Порошин достал платок и стал отирать глаза. Они были совершенно сухие, но зато со лба ручьями струилась вода, как по каналам, по глубоким морщинам. Он продолжал говорить, обращаясь уже скорее к себе, тихим и тусклым голосом.
— Девяностые годы... Кажется, женщины были куда красивей. В этих своих разноцветных леггинсах... Очереди в Макдоналдс. Помню, стоял как-то почти четыре часа... Хот-доги... Джинсовые комбинезоны из Китая. У меня было два... Угрожали убить. Били в подъезде, и сильно били. Не придавал значения — потому что... Смысл!
Спицин тихонько зевнул, и Порошин обернулся к нему с темнеющими глазами.
— ...Покупал детям по самой дешевой игрушке возле метро — а они радовались. Теперь могу скупить «Детский мир»...
— «Детский мир» сейчас на реконструкции, — вставил Бортков.
— ...А им не надо.
Порошин что-то сделал с лицом, словно собирался стошнить, но удержал рвоту в себе каким-то сложным движением рта и подбородка, и Гортов хотел было уже встать и уйти, забыв о приличиях, так невыносимо было это все, но тут из мрака к ним вышел знакомый лобастый человек, Чеклинин. Улыбка ползла по его лицу судорогой, и шрамы сияли на лбу как маленькие улыбки. Чеклинин сел, и Порошин сел возле него, обняв рукой с рюмкой за железные плечи. Несколько капель попало ему на рубашку, и Чеклинин приметил это едва заметным движением глаз, но тотчас показал, что это его совсем не обидело.

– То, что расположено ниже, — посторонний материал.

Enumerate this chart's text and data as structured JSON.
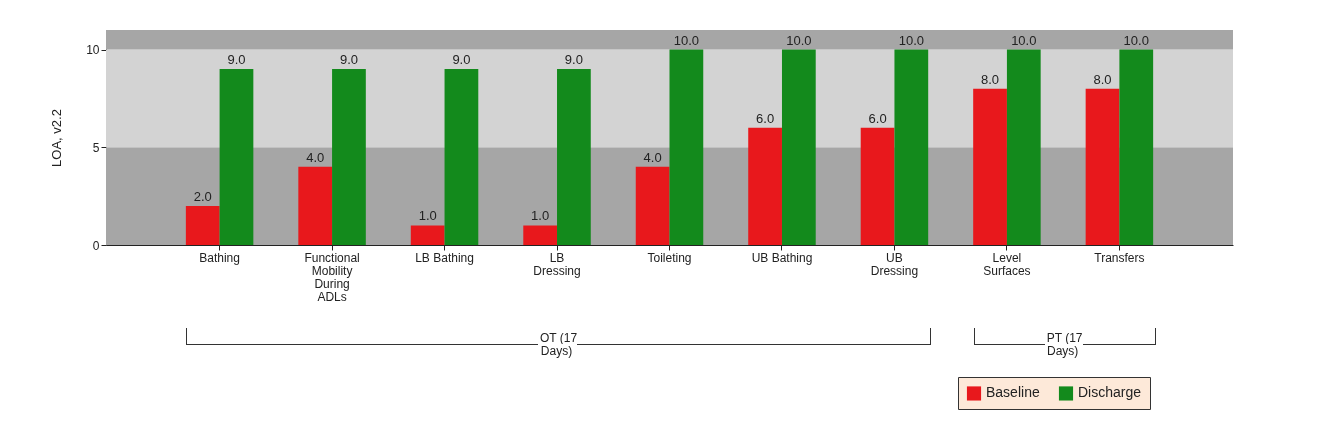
{
  "chart_data": {
    "type": "bar",
    "ylabel": "LOA, v2.2",
    "categories": [
      "Bathing",
      "Functional Mobility During ADLs",
      "LB Bathing",
      "LB Dressing",
      "Toileting",
      "UB Bathing",
      "UB Dressing",
      "Level Surfaces",
      "Transfers"
    ],
    "series": [
      {
        "name": "Baseline",
        "color": "#e8181c",
        "values": [
          2,
          4,
          1,
          1,
          4,
          6,
          6,
          8,
          8
        ],
        "value_labels": [
          "2.0",
          "4.0",
          "1.0",
          "1.0",
          "4.0",
          "6.0",
          "6.0",
          "8.0",
          "8.0"
        ]
      },
      {
        "name": "Discharge",
        "color": "#138a1c",
        "values": [
          9,
          9,
          9,
          9,
          10,
          10,
          10,
          10,
          10
        ],
        "value_labels": [
          "9.0",
          "9.0",
          "9.0",
          "9.0",
          "10.0",
          "10.0",
          "10.0",
          "10.0",
          "10.0"
        ]
      }
    ],
    "ylim": [
      0,
      11
    ],
    "yticks": [
      0,
      5,
      10
    ],
    "bands": [
      {
        "axis": "y",
        "from": 0,
        "to": 5,
        "color": "#a6a6a6"
      },
      {
        "axis": "y",
        "from": 5,
        "to": 10,
        "color": "#d3d3d3"
      },
      {
        "axis": "y",
        "from": 10,
        "to": 11,
        "color": "#a6a6a6"
      }
    ],
    "annotations": [
      "OT (17 Days)",
      "PT (17 Days)"
    ],
    "legend": "bottom right",
    "grid": false
  }
}
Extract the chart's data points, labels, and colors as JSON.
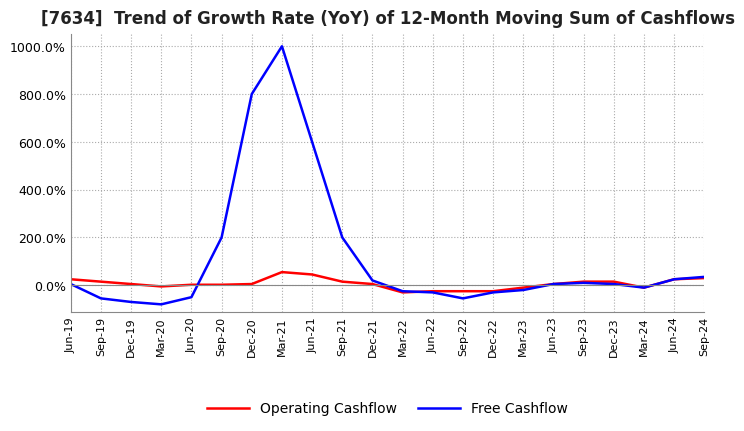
{
  "title": "[7634]  Trend of Growth Rate (YoY) of 12-Month Moving Sum of Cashflows",
  "title_fontsize": 12,
  "background_color": "#ffffff",
  "grid_color": "#aaaaaa",
  "ylim": [
    -110,
    1050
  ],
  "yticks": [
    0,
    200,
    400,
    600,
    800,
    1000
  ],
  "ytick_labels": [
    "0.0%",
    "200.0%",
    "400.0%",
    "600.0%",
    "800.0%",
    "1000.0%"
  ],
  "x_labels": [
    "Jun-19",
    "Sep-19",
    "Dec-19",
    "Mar-20",
    "Jun-20",
    "Sep-20",
    "Dec-20",
    "Mar-21",
    "Jun-21",
    "Sep-21",
    "Dec-21",
    "Mar-22",
    "Jun-22",
    "Sep-22",
    "Dec-22",
    "Mar-23",
    "Jun-23",
    "Sep-23",
    "Dec-23",
    "Mar-24",
    "Jun-24",
    "Sep-24"
  ],
  "operating_cashflow": [
    25,
    15,
    5,
    -5,
    2,
    2,
    5,
    55,
    45,
    15,
    5,
    -30,
    -25,
    -25,
    -25,
    -10,
    5,
    15,
    15,
    -10,
    25,
    30
  ],
  "free_cashflow": [
    5,
    -55,
    -70,
    -80,
    -50,
    200,
    800,
    1000,
    600,
    200,
    20,
    -25,
    -30,
    -55,
    -30,
    -20,
    5,
    10,
    5,
    -10,
    25,
    35
  ],
  "operating_color": "#ff0000",
  "free_color": "#0000ff",
  "legend_labels": [
    "Operating Cashflow",
    "Free Cashflow"
  ]
}
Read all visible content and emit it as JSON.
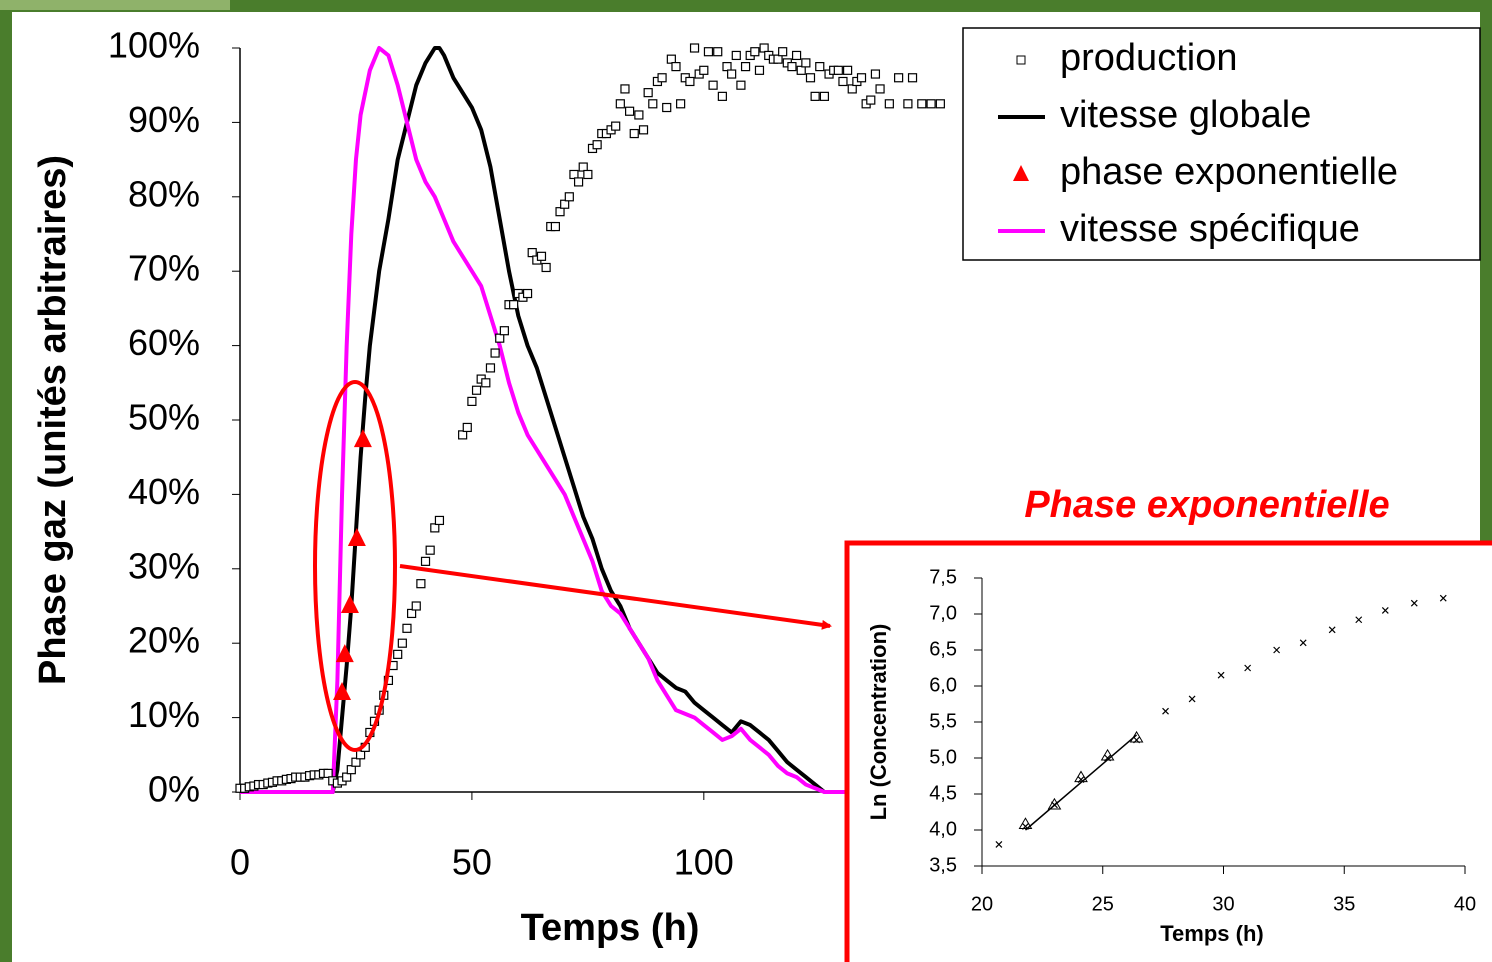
{
  "chart_data": [
    {
      "type": "line",
      "xlabel": "Temps (h)",
      "ylabel": "Phase gaz (unités arbitraires)",
      "xlim": [
        0,
        152
      ],
      "ylim": [
        0,
        100
      ],
      "xticks": [
        0,
        50,
        100
      ],
      "yticks": [
        {
          "value": 0,
          "label": "0%"
        },
        {
          "value": 10,
          "label": "10%"
        },
        {
          "value": 20,
          "label": "20%"
        },
        {
          "value": 30,
          "label": "30%"
        },
        {
          "value": 40,
          "label": "40%"
        },
        {
          "value": 50,
          "label": "50%"
        },
        {
          "value": 60,
          "label": "60%"
        },
        {
          "value": 70,
          "label": "70%"
        },
        {
          "value": 80,
          "label": "80%"
        },
        {
          "value": 90,
          "label": "90%"
        },
        {
          "value": 100,
          "label": "100%"
        }
      ],
      "legend": "top-right",
      "series": [
        {
          "name": "production",
          "type": "scatter",
          "marker": "square",
          "color": "#000000",
          "x": [
            0,
            1,
            2,
            3,
            4,
            5,
            6,
            7,
            8,
            9,
            10,
            11,
            12,
            13,
            14,
            15,
            16,
            17,
            18,
            19,
            20,
            21,
            22,
            23,
            24,
            25,
            26,
            27,
            28,
            29,
            30,
            31,
            32,
            33,
            34,
            35,
            36,
            37,
            38,
            39,
            40,
            41,
            42,
            43,
            48,
            49,
            50,
            51,
            52,
            53,
            54,
            55,
            56,
            57,
            58,
            59,
            60,
            61,
            62,
            63,
            64,
            65,
            66,
            67,
            68,
            69,
            70,
            71,
            72,
            73,
            74,
            75,
            76,
            77,
            78,
            79,
            80,
            81,
            82,
            83,
            84,
            85,
            86,
            87,
            88,
            89,
            90,
            91,
            92,
            93,
            94,
            95,
            96,
            97,
            98,
            99,
            100,
            101,
            102,
            103,
            104,
            105,
            106,
            107,
            108,
            109,
            110,
            111,
            112,
            113,
            114,
            115,
            116,
            117,
            118,
            119,
            120,
            121,
            122,
            123,
            124,
            125,
            126,
            127,
            128,
            129,
            130,
            131,
            132,
            133,
            134,
            135,
            136,
            137,
            138,
            140,
            142,
            144,
            145,
            147,
            149,
            151
          ],
          "values": [
            0.5,
            0.5,
            0.7,
            0.8,
            1,
            1,
            1.2,
            1.3,
            1.5,
            1.5,
            1.7,
            1.8,
            2,
            2,
            2,
            2.2,
            2.3,
            2.3,
            2.5,
            2.5,
            1.5,
            1.2,
            1.5,
            2,
            3,
            4,
            5,
            6,
            8,
            9.5,
            11,
            13,
            15,
            17,
            18.5,
            20,
            22,
            24,
            25,
            28,
            31,
            32.5,
            35.5,
            36.5,
            48,
            49,
            52.5,
            54,
            55.5,
            55,
            57,
            59,
            61,
            62,
            65.5,
            65.5,
            67,
            66.5,
            67,
            72.5,
            71.5,
            72,
            70.5,
            76,
            76,
            78,
            79,
            80,
            83,
            82,
            84,
            83,
            86.5,
            87,
            88.5,
            88.5,
            89,
            89.5,
            92.5,
            94.5,
            91.5,
            88.5,
            91,
            89,
            94,
            92.5,
            95.5,
            96,
            92,
            98.5,
            97.5,
            92.5,
            96,
            95.5,
            100,
            96.5,
            97,
            99.5,
            95,
            99.5,
            93.5,
            97.5,
            96.5,
            99,
            95,
            97.5,
            99,
            99.5,
            97,
            100,
            99,
            98.5,
            98.5,
            99.5,
            98,
            97.5,
            99,
            97,
            98,
            96,
            93.5,
            97.5,
            93.5,
            96.5,
            97,
            97,
            95.5,
            97,
            94.5,
            95.5,
            96,
            92.5,
            93,
            96.5,
            94.5,
            92.5,
            96,
            92.5,
            96,
            92.5,
            92.5,
            92.5
          ]
        },
        {
          "name": "vitesse globale",
          "type": "line",
          "color": "#000000",
          "x": [
            0,
            20,
            21,
            22,
            23,
            24,
            25,
            26,
            27,
            28,
            30,
            32,
            34,
            36,
            38,
            40,
            42,
            43,
            44,
            46,
            48,
            50,
            52,
            54,
            56,
            58,
            60,
            62,
            64,
            66,
            68,
            70,
            72,
            74,
            76,
            78,
            80,
            82,
            84,
            86,
            88,
            90,
            92,
            94,
            96,
            98,
            100,
            102,
            104,
            106,
            108,
            110,
            112,
            114,
            116,
            118,
            120,
            122,
            124,
            126,
            131
          ],
          "values": [
            0,
            0,
            3,
            10,
            17,
            25,
            35,
            45,
            53,
            60,
            70,
            77,
            85,
            90,
            95,
            98,
            100,
            100,
            99,
            96,
            94,
            92,
            89,
            84,
            77,
            70,
            64,
            60,
            57,
            53,
            49,
            45,
            41,
            37,
            34,
            30,
            27,
            25,
            22,
            20,
            18,
            16,
            15,
            14,
            13.5,
            12,
            11,
            10,
            9,
            8,
            9.5,
            9,
            8,
            7,
            5.5,
            4,
            3,
            2,
            1,
            0,
            0
          ]
        },
        {
          "name": "phase exponentielle",
          "type": "scatter",
          "marker": "triangle",
          "color": "#ff0000",
          "x": [
            22,
            22.6,
            23.7,
            25.2,
            26.5
          ],
          "values": [
            13.3,
            18.4,
            25,
            34,
            47.3
          ]
        },
        {
          "name": "vitesse spécifique",
          "type": "line",
          "color": "#ff00ff",
          "x": [
            0,
            20,
            21,
            22,
            23,
            24,
            25,
            26,
            28,
            30,
            32,
            34,
            36,
            38,
            40,
            42,
            44,
            46,
            48,
            50,
            52,
            54,
            56,
            58,
            60,
            62,
            64,
            66,
            68,
            70,
            72,
            74,
            76,
            78,
            80,
            82,
            84,
            86,
            88,
            90,
            92,
            94,
            96,
            98,
            100,
            102,
            104,
            106,
            108,
            110,
            112,
            114,
            116,
            118,
            120,
            122,
            124,
            126,
            131
          ],
          "values": [
            0,
            0,
            15,
            40,
            60,
            75,
            85,
            91,
            97,
            100,
            99,
            95,
            90,
            85,
            82,
            80,
            77,
            74,
            72,
            70,
            68,
            64,
            60,
            55,
            51,
            48,
            46,
            44,
            42,
            40,
            37,
            34,
            31,
            27,
            25,
            24,
            22,
            20,
            18,
            15,
            13,
            11,
            10.5,
            10,
            9,
            8,
            7,
            7.5,
            8.5,
            7,
            6,
            5,
            3.5,
            2.5,
            2,
            1,
            0.5,
            0,
            0
          ]
        }
      ]
    },
    {
      "type": "line",
      "title": "Phase exponentielle",
      "xlabel": "Temps (h)",
      "ylabel": "Ln (Concentration)",
      "xlim": [
        20,
        40
      ],
      "ylim": [
        3.5,
        7.5
      ],
      "xticks": [
        20,
        25,
        30,
        35,
        40
      ],
      "yticks": [
        {
          "value": 3.5,
          "label": "3,5"
        },
        {
          "value": 4,
          "label": "4,0"
        },
        {
          "value": 4.5,
          "label": "4,5"
        },
        {
          "value": 5,
          "label": "5,0"
        },
        {
          "value": 5.5,
          "label": "5,5"
        },
        {
          "value": 6,
          "label": "6,0"
        },
        {
          "value": 6.5,
          "label": "6,5"
        },
        {
          "value": 7,
          "label": "7,0"
        },
        {
          "value": 7.5,
          "label": "7,5"
        }
      ],
      "series": [
        {
          "type": "scatter",
          "marker": "cross",
          "color": "#000000",
          "x": [
            20.7,
            21.8,
            23,
            24.1,
            25.2,
            26.4,
            27.6,
            28.7,
            29.9,
            31,
            32.2,
            33.3,
            34.5,
            35.6,
            36.7,
            37.9,
            39.1
          ],
          "values": [
            3.8,
            4.05,
            4.35,
            4.7,
            5.0,
            5.25,
            5.65,
            5.82,
            6.15,
            6.25,
            6.5,
            6.6,
            6.78,
            6.92,
            7.05,
            7.15,
            7.22
          ]
        },
        {
          "type": "scatter",
          "marker": "open-triangle",
          "color": "#000000",
          "x": [
            21.8,
            23,
            24.1,
            25.2,
            26.4
          ],
          "values": [
            4.08,
            4.35,
            4.73,
            5.03,
            5.28
          ]
        },
        {
          "type": "line",
          "color": "#000000",
          "x": [
            21.8,
            26.4
          ],
          "values": [
            4.0,
            5.32
          ]
        }
      ]
    }
  ]
}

— Как дела, брат? — прочувствованно сказал Порошин и, не дожидаясь ответа, снова вскочил, обращаясь к «Руси» и как будто ко всей публике.
— А сюда меня, кстати, привел вот этот самый человек, Чеклинин. Мы же с ним земляки — с Уралмаша. А познакомились только в Москве. Вот как в жизни бывает! — У Порошина так выкатились глаза, что, казалось, они вот-вот упадут на землю, и все бледно-салатовое лицо потекло вниз, как фисташковое мороженое на солнце. А лицо Чеклинина бронзовело, оно было словно цельный кусок камня, от которого не то что отколоть нос, но вырвать, к примеру, ресничку, казалось, можно только специальным строительным оборудованием. Невероятно, что два таких разных лица могли появиться на одной почве.
— Видите у него этот шрам? — Порошин ткнул пальцем в один из тысячи шрамов Чеклинина. — Как-то пошли с ним к блядям, это еще до «Руси» было, и тут — нихуя себе! — он приставляет мне нож к горлу. Говорит: «Слезай». А я без штанов, ну понятно, в кровати... Ну, думаю, сейчас зарежет, если не встану. А вынимать не хочется... Короче, незаметно берусь за табурет — и хуяк! — ему по лбу... Тут он в себя пришел, конечно.
Они посмеялись и чокнулись. Гортов заметил, как во дворе под фонарем ждали двое в черных рубашках. Они стояли к бару спиной и, скорее всего, дожидались Чеклинина. Они не мерзли, и даже рубашки еще расстегнули, а на козлах в это же время прыгал замерзший ямщик в куртке.